The Atkins is a no 65, 5 1/2pt rip. Still haven't had much luck dating it, looking at the medallion I'd say it isn't too old.


----------



## EastexToolJunky (Mar 25, 2013)

Unfortunately there aren't as many resources for Atkins saw information as there are disstons. I prefer the Atkins saws and buy them whenever I find them. Both of the saws you have are Atkins made.


----------



## mavawreck (Nov 26, 2011)

EastexToolJunky said:


> Unfortunately there aren't as many resources for Atkins saw information as there are disstons. I prefer the Atkins saws and buy them whenever I find them. Both of the saws you have are Atkins made.
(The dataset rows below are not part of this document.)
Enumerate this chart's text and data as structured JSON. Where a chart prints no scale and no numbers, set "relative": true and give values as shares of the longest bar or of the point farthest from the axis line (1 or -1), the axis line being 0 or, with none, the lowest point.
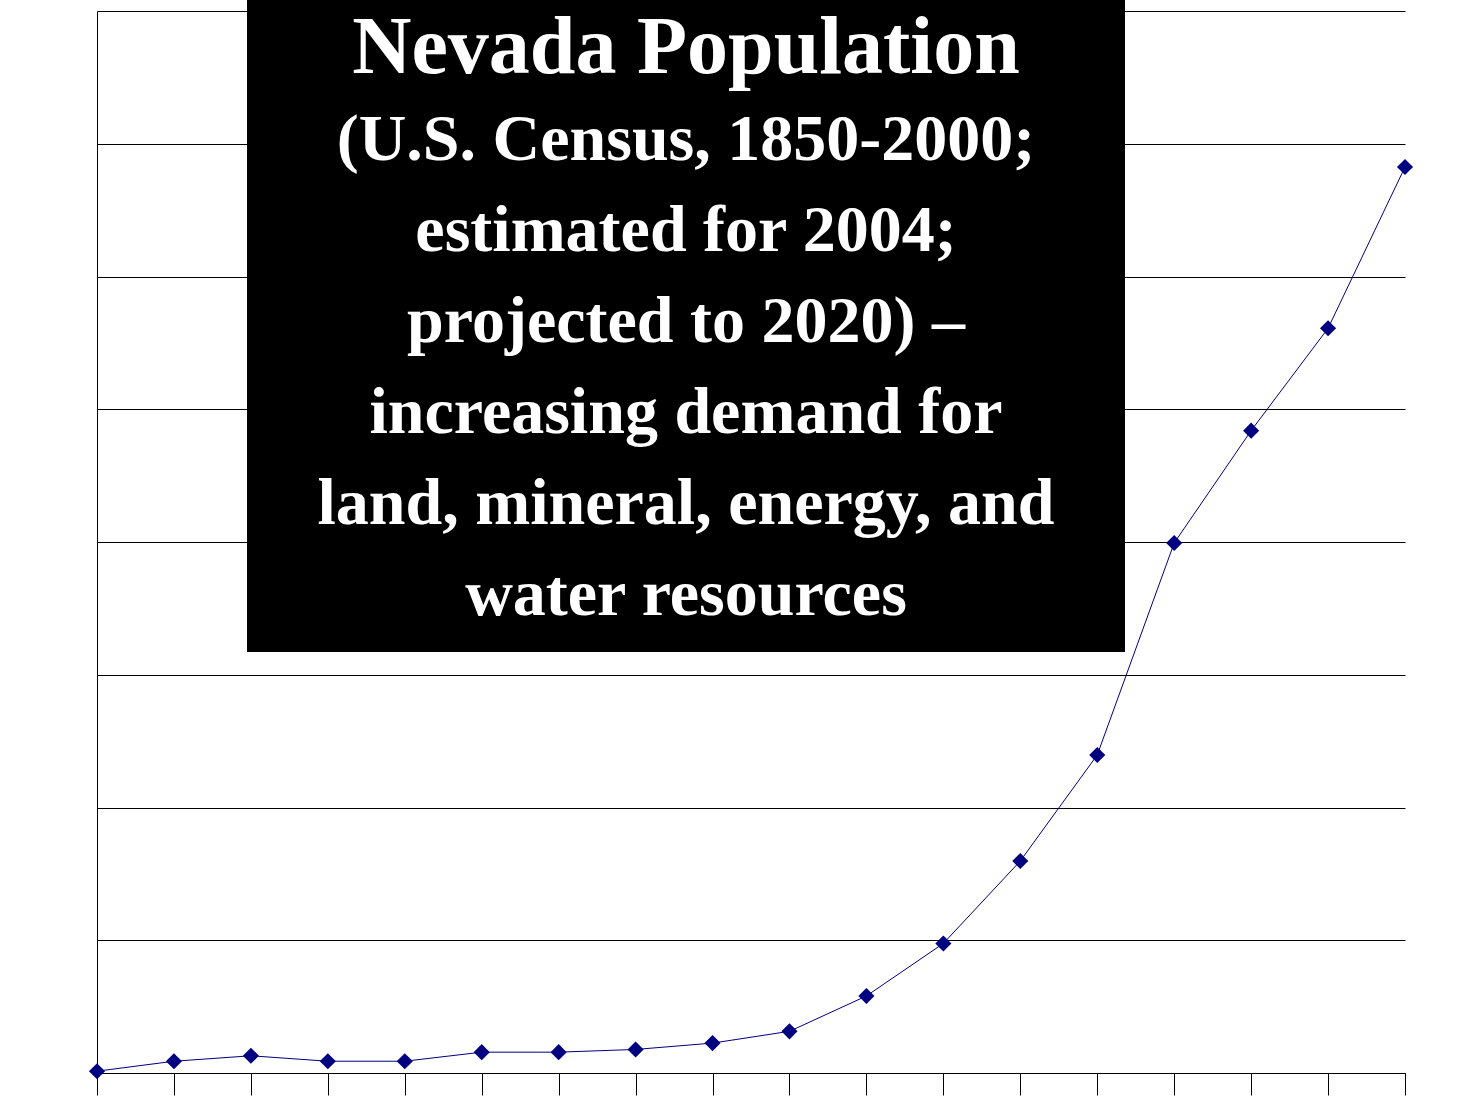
{
  "chart_data": {
    "type": "line",
    "title": "Nevada Population",
    "subtitle": "(U.S. Census, 1850-2000; estimated for 2004; projected to 2020) – increasing demand for land, mineral, energy, and water resources",
    "relative": true,
    "categories": [
      null,
      null,
      null,
      null,
      null,
      null,
      null,
      null,
      null,
      null,
      null,
      null,
      null,
      null,
      null,
      null,
      null,
      null
    ],
    "series": [
      {
        "color": "#000080",
        "values": [
          0.002,
          0.013,
          0.019,
          0.013,
          0.013,
          0.023,
          0.023,
          0.026,
          0.033,
          0.046,
          0.085,
          0.143,
          0.234,
          0.351,
          0.585,
          0.709,
          0.822,
          1
        ]
      }
    ],
    "marker": "diamond",
    "line_style": "solid",
    "grid": "y"
  }
}
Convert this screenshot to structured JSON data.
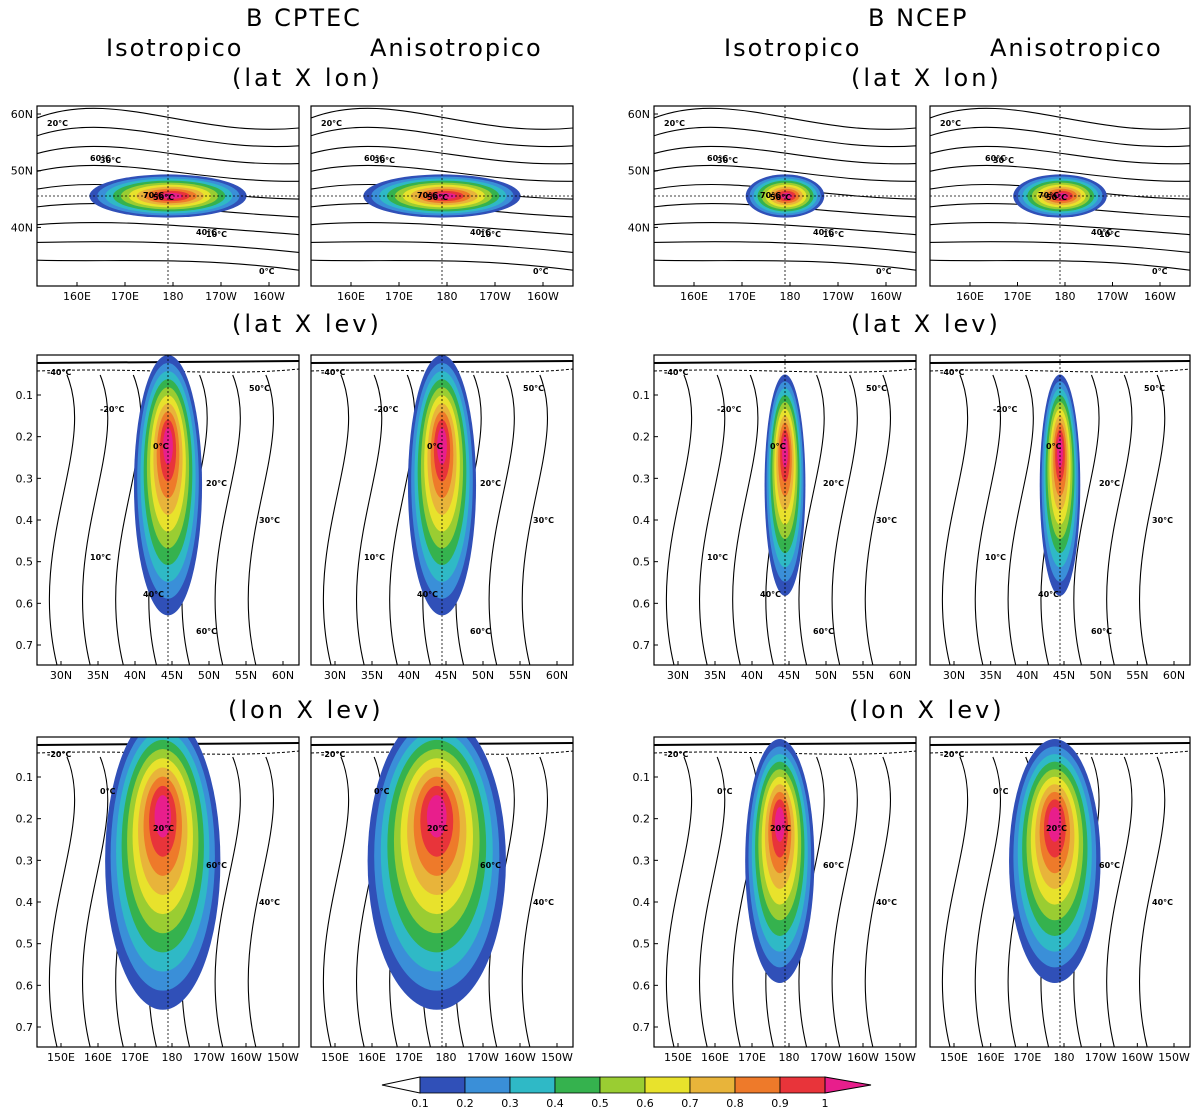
{
  "headers": [
    {
      "group": "B CPTEC",
      "left": "Isotropico",
      "right": "Anisotropico"
    },
    {
      "group": "B NCEP",
      "left": "Isotropico",
      "right": "Anisotropico"
    }
  ],
  "row_titles": [
    "(lat X lon)",
    "(lat X lev)",
    "(lon X lev)"
  ],
  "chart_data": {
    "type": "contour-panels",
    "colorbar": {
      "ticks": [
        "0.1",
        "0.2",
        "0.3",
        "0.4",
        "0.5",
        "0.6",
        "0.7",
        "0.8",
        "0.9",
        "1"
      ],
      "colors": [
        "#ffffff",
        "#3050b8",
        "#3a8fd8",
        "#2fb9c6",
        "#35b24e",
        "#9acd32",
        "#e8e22c",
        "#e8b43a",
        "#ee7a2a",
        "#e8343a",
        "#e81e8c"
      ]
    },
    "rows": [
      {
        "name": "lat X lon",
        "x_ticks": [
          "160E",
          "170E",
          "180",
          "170W",
          "160W"
        ],
        "y_ticks": [
          "60N",
          "50N",
          "40N"
        ],
        "contour_labels": [
          "20°C",
          "30°C",
          "50°C",
          "10°C",
          "0°C",
          "60°C",
          "70°C",
          "40°C"
        ],
        "panels": [
          {
            "label": "CPTEC Isotropico",
            "blob_width": 1.0,
            "peak": 1.0
          },
          {
            "label": "CPTEC Anisotropico",
            "blob_width": 1.0,
            "peak": 1.0
          },
          {
            "label": "NCEP Isotropico",
            "blob_width": 0.5,
            "peak": 1.0
          },
          {
            "label": "NCEP Anisotropico",
            "blob_width": 0.6,
            "peak": 1.0
          }
        ]
      },
      {
        "name": "lat X lev",
        "x_ticks": [
          "30N",
          "35N",
          "40N",
          "45N",
          "50N",
          "55N",
          "60N"
        ],
        "y_ticks": [
          "0.1",
          "0.2",
          "0.3",
          "0.4",
          "0.5",
          "0.6",
          "0.7"
        ],
        "contour_labels": [
          "-40°C",
          "-20°C",
          "0°C",
          "20°C",
          "30°C",
          "10°C",
          "40°C",
          "60°C",
          "50°C"
        ],
        "panels": [
          {
            "label": "CPTEC Isotropico",
            "blob_width": 1.0
          },
          {
            "label": "CPTEC Anisotropico",
            "blob_width": 1.0
          },
          {
            "label": "NCEP Isotropico",
            "blob_width": 0.6
          },
          {
            "label": "NCEP Anisotropico",
            "blob_width": 0.6
          }
        ]
      },
      {
        "name": "lon X lev",
        "x_ticks": [
          "150E",
          "160E",
          "170E",
          "180",
          "170W",
          "160W",
          "150W"
        ],
        "y_ticks": [
          "0.1",
          "0.2",
          "0.3",
          "0.4",
          "0.5",
          "0.6",
          "0.7"
        ],
        "contour_labels": [
          "-20°C",
          "0°C",
          "20°C",
          "60°C",
          "40°C"
        ],
        "panels": [
          {
            "label": "CPTEC Isotropico",
            "blob_width": 1.0
          },
          {
            "label": "CPTEC Anisotropico",
            "blob_width": 1.2
          },
          {
            "label": "NCEP Isotropico",
            "blob_width": 0.6
          },
          {
            "label": "NCEP Anisotropico",
            "blob_width": 0.8
          }
        ]
      }
    ]
  }
}
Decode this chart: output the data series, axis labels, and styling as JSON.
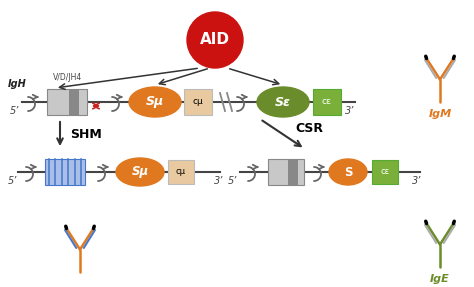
{
  "bg_color": "#ffffff",
  "aid_circle_color": "#cc1111",
  "aid_text": "AID",
  "aid_text_color": "#ffffff",
  "orange_color": "#e07820",
  "green_ellipse_color": "#6b8c2a",
  "green_box_color": "#7ab03a",
  "peach_box_color": "#e8c9a0",
  "gray_light": "#c8c8c8",
  "gray_dark": "#888888",
  "blue_stripe_color": "#4477cc",
  "blue_light": "#aabfe8",
  "line_color": "#444444",
  "arrow_color": "#333333",
  "promoter_color": "#666666",
  "shm_text": "SHM",
  "csr_text": "CSR",
  "igm_text": "IgM",
  "ige_text": "IgE",
  "igh_text": "IgH",
  "igm_color": "#e07820",
  "ige_color": "#6b8c2a",
  "prime5": "5’",
  "prime3": "3’",
  "vdjh4_text": "V/D/JH4",
  "su_text": "Sμ",
  "cu_text": "cμ",
  "se_text": "Sε",
  "ce_text": "cε",
  "s_text": "S",
  "red_arrow_color": "#cc2222"
}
I like them too! Both are #65s, Warrantied superior has a higher tooth count and what looks like more of a cross cut set.


----------



## mavawreck (Nov 26, 2011)

Got off work early today due to weather and spent some time cleaning the plates. I don't know if it was paraffin or what, but there was a film on these things that was next to impossible to get off. Minimal pitting though, which is nice.


----------



## mavawreck (Nov 26, 2011)

Cleaned up another one a bit, $1.80 junkshop find. Fairly straight, minimal pitting, brass hardware. Warranteed superior branded by Craftsman, raised the etch with gun blue.


----------



## mavawreck (Nov 26, 2011)

Made some pretty good progress cleaning up the Atkins. Handle is stripped and ready for finish. After doing two saws in this manner, I don't think it is worth the time or sandpaper to clean them up to this degree.


----------



## mavawreck (Nov 26, 2011)

Three disstons next in line



Few had rotten handles which I'm repairing with scrap hardwood. Not thrilled with the glue line on that one but what the heck.


----------



## tc65 (Jan 9, 2012)

mavawreck said:


> After doing two saws in this manner, I don't think it is worth the time or sandpaper to clean them up to this degree.


It may not be, but they sure are pretty! 

What do you think about using the gun blue to raise the etch? Easy enough? Pain in the a$$? Is it worth the time/expense?

Got any before pics of the etch?

I've read about the process, but never tried it. All the saws I've refurbished have been too far gone to worry about it.


----------



## mavawreck (Nov 26, 2011)

trc65 said:


> It may not be, but they sure are pretty!
> 
> What do you think about using the gun blue to raise the etch? Easy enough? Pain in the a$$? Is it worth the time/expense?
> 
> ...


Thanks! I don't have any before pics but I think most etches can be saved in this fashion. This etch was faint but the rust on the blade was not bad. 

I made a few mistakes that I'll correct next time - mainly trying to clean the blade too much before the gun blue. Next time, I'm scraping it with a razor blade, sanding with 400 on a block, then applying gun blue. Gun blue was easy, not too expensive. I bought a bottle for 8 bucks on amazon, should last awhile. I followed the directions on the back, then improvised. Best results were rubbing in the gun blue, letting it dry, washing the blade in warm water, lightly sanding, then letting it sit for a few days. Since we want to accent the etch as dark as possible, following the exact procedure for creating a consist, buffed gun barrel effect is not really useful.


----------